Kasus ini terungkap ketika Tim Kuasa Hukum dan aktivis perempuan yang tergabung dalam gerakan Suara Pembela untuk Perempuan Korban UU ITE atau SEPAK NTB bersama Biro Konsultasi Bantuan Hukum (BKBH) Fakultas Hukum Universitas Mataram mendatangi Polda NTB, Senin (6/5/2024) menanyakan dugaan kejanggalan kasusn yang menjerat MC. 

"Kami terus terang saja heran, bagaimana mungkin kepolisian di NTB ini tidak belajar dari kesalahan mereka atas kasus ibu Nuril, perempuan korban UU ITE, yang menjadi sorotan dunia dan Presiden Joko Widodo turun tangan," kata Yan Mangandar, juru bicara SEPAK NTB kepada Kompas.com. 
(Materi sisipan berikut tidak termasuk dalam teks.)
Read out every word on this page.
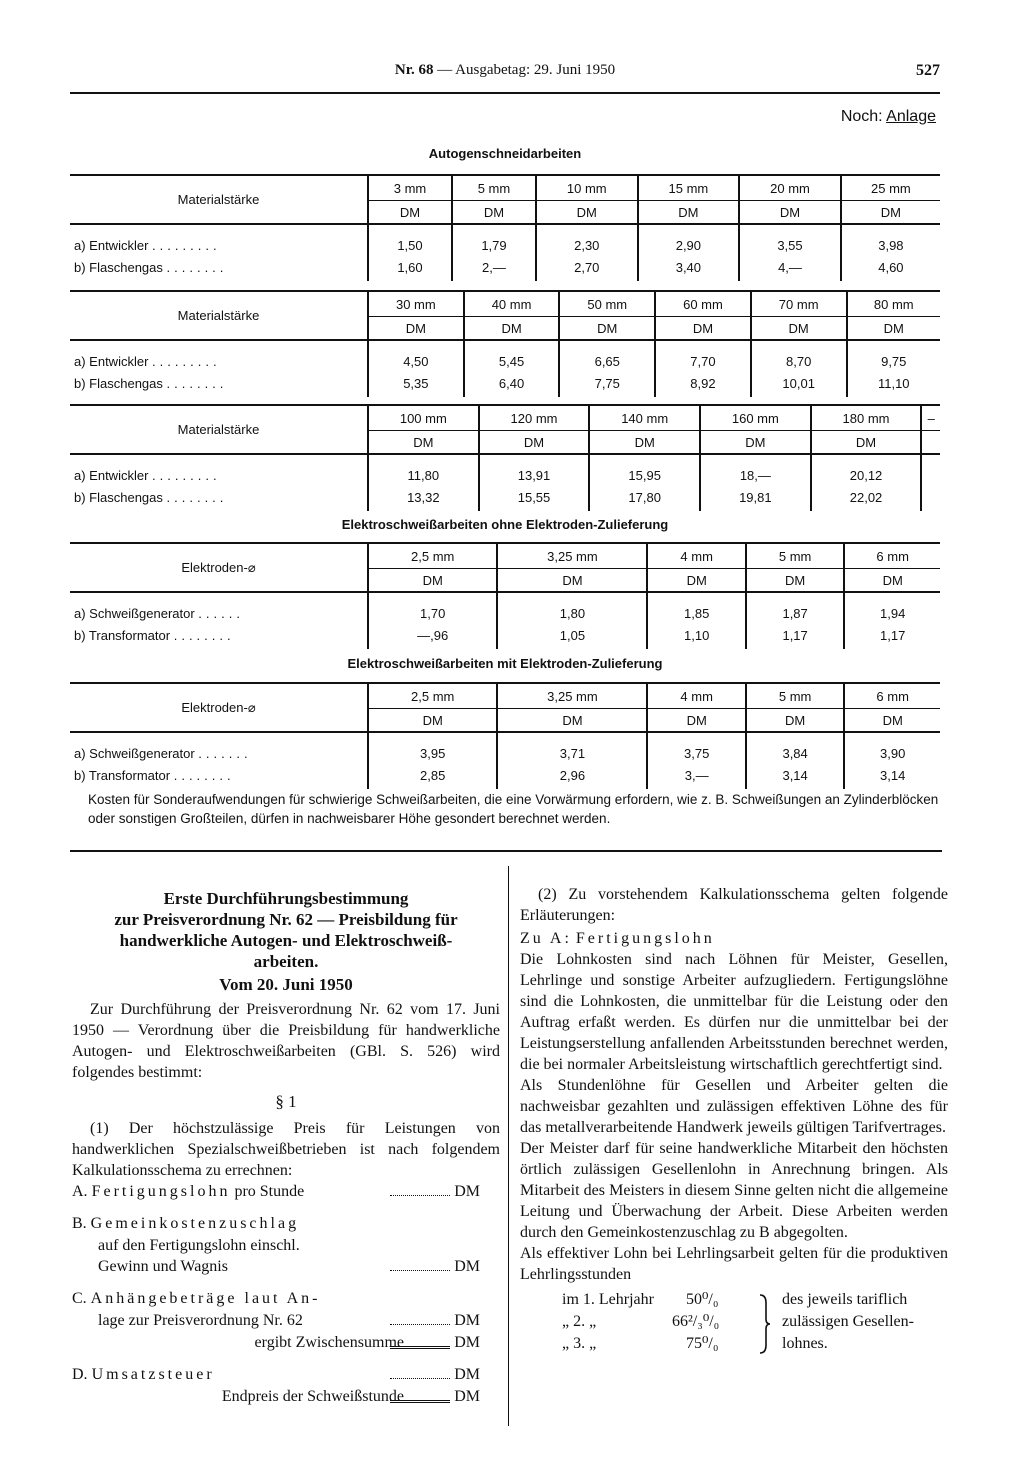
Nr. 68 — Ausgabetag: 29. Juni 1950	527
Noch: Anlage
Autogenschneidarbeiten
Materialstärke	3 mm	5 mm	10 mm	15 mm	20 mm	25 mm
	DM	DM	DM	DM	DM	DM
a) Entwickler .........	1,50	1,79	2,30	2,90	3,55	3,98
b) Flaschengas ........	1,60	2,—	2,70	3,40	4,—	4,60
Materialstärke	30 mm	40 mm	50 mm	60 mm	70 mm	80 mm
	DM	DM	DM	DM	DM	DM
a) Entwickler .........	4,50	5,45	6,65	7,70	8,70	9,75
b) Flaschengas ........	5,35	6,40	7,75	8,92	10,01	11,10
Materialstärke	100 mm	120 mm	140 mm	160 mm	180 mm	–
	DM	DM	DM	DM	DM	
a) Entwickler .........	11,80	13,91	15,95	18,—	20,12	
b) Flaschengas ........	13,32	15,55	17,80	19,81	22,02	
Elektroschweißarbeiten ohne Elektroden-Zulieferung
Elektroden-⌀	2,5 mm	3,25 mm	4 mm	5 mm	6 mm
	DM	DM	DM	DM	DM
a) Schweißgenerator ......	1,70	1,80	1,85	1,87	1,94
b) Transformator ........	—,96	1,05	1,10	1,17	1,17
Elektroschweißarbeiten mit Elektroden-Zulieferung
Elektroden-⌀	2,5 mm	3,25 mm	4 mm	5 mm	6 mm
	DM	DM	DM	DM	DM
a) Schweißgenerator .......	3,95	3,71	3,75	3,84	3,90
b) Transformator ........	2,85	2,96	3,—	3,14	3,14
Kosten für Sonderaufwendungen für schwierige Schweißarbeiten, die eine Vorwärmung erfordern, wie z. B. Schweißungen an Zylinderblöcken oder sonstigen Großteilen, dürfen in nachweisbarer Höhe gesondert berechnet werden.
Erste Durchführungsbestimmung
zur Preisverordnung Nr. 62 — Preisbildung für
handwerkliche Autogen- und Elektroschweiß-
arbeiten.
Vom 20. Juni 1950
Zur Durchführung der Preisverordnung Nr. 62 vom 17. Juni 1950 — Verordnung über die Preisbildung für handwerkliche Autogen- und Elektroschweißarbeiten (GBl. S. 526) wird folgendes bestimmt:
§ 1
(1) Der höchstzulässige Preis für Leistungen von handwerklichen Spezialschweißbetrieben ist nach folgendem Kalkulationsschema zu errechnen:
A. Fertigungslohn pro Stunde	DM
B. Gemeinkostenzuschlag
auf den Fertigungslohn einschl.
Gewinn und Wagnis	DM
C. Anhängebeträge laut An-
lage zur Preisverordnung Nr. 62	DM
ergibt Zwischensumme	DM
D. Umsatzsteuer	DM
Endpreis der Schweißstunde	DM
(2) Zu vorstehendem Kalkulationsschema gelten folgende Erläuterungen:
Zu A: Fertigungslohn
Die Lohnkosten sind nach Löhnen für Meister, Gesellen, Lehrlinge und sonstige Arbeiter aufzugliedern. Fertigungslöhne sind die Lohnkosten, die unmittelbar für die Leistung oder den Auftrag erfaßt werden. Es dürfen nur die unmittelbar bei der Leistungserstellung anfallenden Arbeitsstunden berechnet werden, die bei normaler Arbeitsleistung wirtschaftlich gerechtfertigt sind.
Als Stundenlöhne für Gesellen und Arbeiter gelten die nachweisbar gezahlten und zulässigen effektiven Löhne des für das metallverarbeitende Handwerk jeweils gültigen Tarifvertrages.
Der Meister darf für seine handwerkliche Mitarbeit den höchsten örtlich zulässigen Gesellenlohn in Anrechnung bringen. Als Mitarbeit des Meisters in diesem Sinne gelten nicht die allgemeine Leitung und Überwachung der Arbeit. Diese Arbeiten werden durch den Gemeinkostenzuschlag zu B abgegolten.
Als effektiver Lohn bei Lehrlingsarbeit gelten für die produktiven Lehrlingsstunden
im 1. Lehrjahr 50⁰/₀
„ 2. „	66²/₃⁰/₀
„ 3. „	75⁰/₀
des jeweils tariflich
zulässigen Gesellen-
lohnes.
Yan mengatakan, kasus ini sudah dilaporkan korban usai mengikuti PKL 1 Mei 2023. Korban merasa tidak nyaman karena mendapat perlakuan yang berulang-ulang selama menjalani PKL. 

Korban mengalami tindakan tak sepatutnya oleh manajer sebuah hotel ternama di Bayan Lombok Utara, berinisial AD (33). Pelaku menyentuh korban dan membandingkan tubuh korban dengan makanan (roti). 
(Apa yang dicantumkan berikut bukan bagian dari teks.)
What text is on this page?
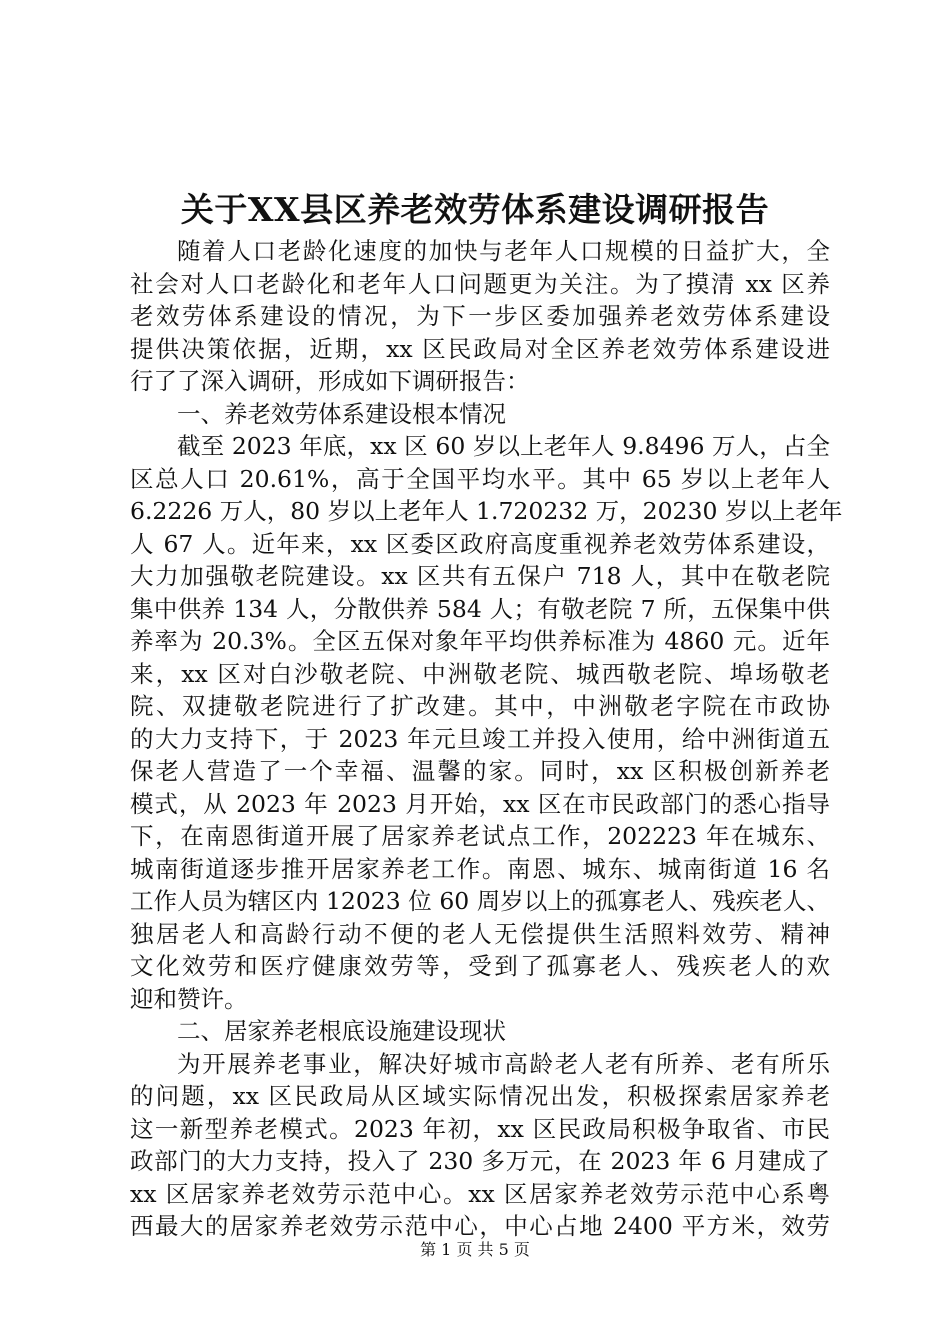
关于XX县区养老效劳体系建设调研报告
随着人口老龄化速度的加快与老年人口规模的日益扩大，全
社会对人口老龄化和老年人口问题更为关注。为了摸清 xx 区养
老效劳体系建设的情况，为下一步区委加强养老效劳体系建设
提供决策依据，近期，xx 区民政局对全区养老效劳体系建设进
行了了深入调研，形成如下调研报告：
一、养老效劳体系建设根本情况
截至 2023 年底，xx 区 60 岁以上老年人 9.8496 万人，占全
区总人口 20.61%，高于全国平均水平。其中 65 岁以上老年人
6.2226 万人，80 岁以上老年人 1.720232 万，20230 岁以上老年
人 67 人。近年来，xx 区委区政府高度重视养老效劳体系建设，
大力加强敬老院建设。xx 区共有五保户 718 人，其中在敬老院
集中供养 134 人，分散供养 584 人；有敬老院 7 所，五保集中供
养率为 20.3%。全区五保对象年平均供养标准为 4860 元。近年
来，xx 区对白沙敬老院、中洲敬老院、城西敬老院、埠场敬老
院、双捷敬老院进行了扩改建。其中，中洲敬老字院在市政协
的大力支持下，于 2023 年元旦竣工并投入使用，给中洲街道五
保老人营造了一个幸福、温馨的家。同时，xx 区积极创新养老
模式，从 2023 年 2023 月开始，xx 区在市民政部门的悉心指导
下，在南恩街道开展了居家养老试点工作，202223 年在城东、
城南街道逐步推开居家养老工作。南恩、城东、城南街道 16 名
工作人员为辖区内 12023 位 60 周岁以上的孤寡老人、残疾老人、
独居老人和高龄行动不便的老人无偿提供生活照料效劳、精神
文化效劳和医疗健康效劳等，受到了孤寡老人、残疾老人的欢
迎和赞许。
二、居家养老根底设施建设现状
为开展养老事业，解决好城市高龄老人老有所养、老有所乐
的问题，xx 区民政局从区域实际情况出发，积极探索居家养老
这一新型养老模式。2023 年初，xx 区民政局积极争取省、市民
政部门的大力支持，投入了 230 多万元，在 2023 年 6 月建成了
xx 区居家养老效劳示范中心。xx 区居家养老效劳示范中心系粤
西最大的居家养老效劳示范中心，中心占地 2400 平方米，效劳
第 1 页 共 5 页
"Bahkan pelaku menunjukkan kemaluannya pada korban serta membandingkan bagian tubuh korban dengan mahasiswi PKL lainnya yang juga menjadi korban pelecehan pelaku. Ini tentu menyebabkan korban ketakutan dan trauma berat," kata Yan. 

Tindakan pelaku AD telah dilaporkan ke Polres Lombok Utara pada 31 Maret 2023. Sejumlah saksi diperiksa pada 4 April 2023, dan 11 April Polres Lombok Utara melakukan rekonstruksi di hotel tempat kejadian perkara. 

Anehnya, lanjut Yan, pada 4 Mei 2023 pihak Unita PPA Polres Lombok Utara menyampaikan pesan melalui WhatsApp berupa Surat Pemberitahuan Perkembangan Hasil Penyidikan (SP2HP) yang isinya belum dapat ditindaklanjuti ke penyidikan. 

"Pada pokoknya laporan korban belum cukup bukti, dalam SP2HP atas laporan korban, penyidik telah melakukan pemeriksaan terhadap MC sebagai saksi korban dan 3 saksi lainnya serta terlapor AD, disimpulkan tidak ada bukti yang mengarah pada tindakan pelecehan seksual di hotel tersebut," papar Yan Mangandar. 

Padahal korban berhasil merekam percakapan tertulis dengan pelaku yang berisi pengakuannya telah melakukan pelecehan. Namun semua itu tidak dijadikan sebagai alat bukti menjerat pelaku. Korban justru disudutkan dan menerima intimidasi dari pihak yang merasa dirugikan. 

Belakangan, kata Yan Mangandar yang mendampingi korban saat bersama Kompas.com, pada 7 Juni 2023 korban yang merasa emosi dan sakit hati tidak mendapatkan keadilan atas pelecehan yang dialaminya, menggunggah status di media sosial Facebook berisi curahan hati dan rasa traumanya karena dituduh memfitnah pelaku. Unggahan itu sama sekali tidak menyebut nama seseorang ataupun tempat tertentu, dia hanya mengunggah foto pelaku AD dalam tulisan tersebut tanpa memberikan caption apapun di foto tersebut.

Korban kemudian menghapus status tersebut 6 hari setelah diposting. 

Tidak ada masalah apapun setelah itu. Hanya trauma yang  ditinggalkan atas kejadian pelecehan yang laporannya dianggap tak memiliki bukti apapun. 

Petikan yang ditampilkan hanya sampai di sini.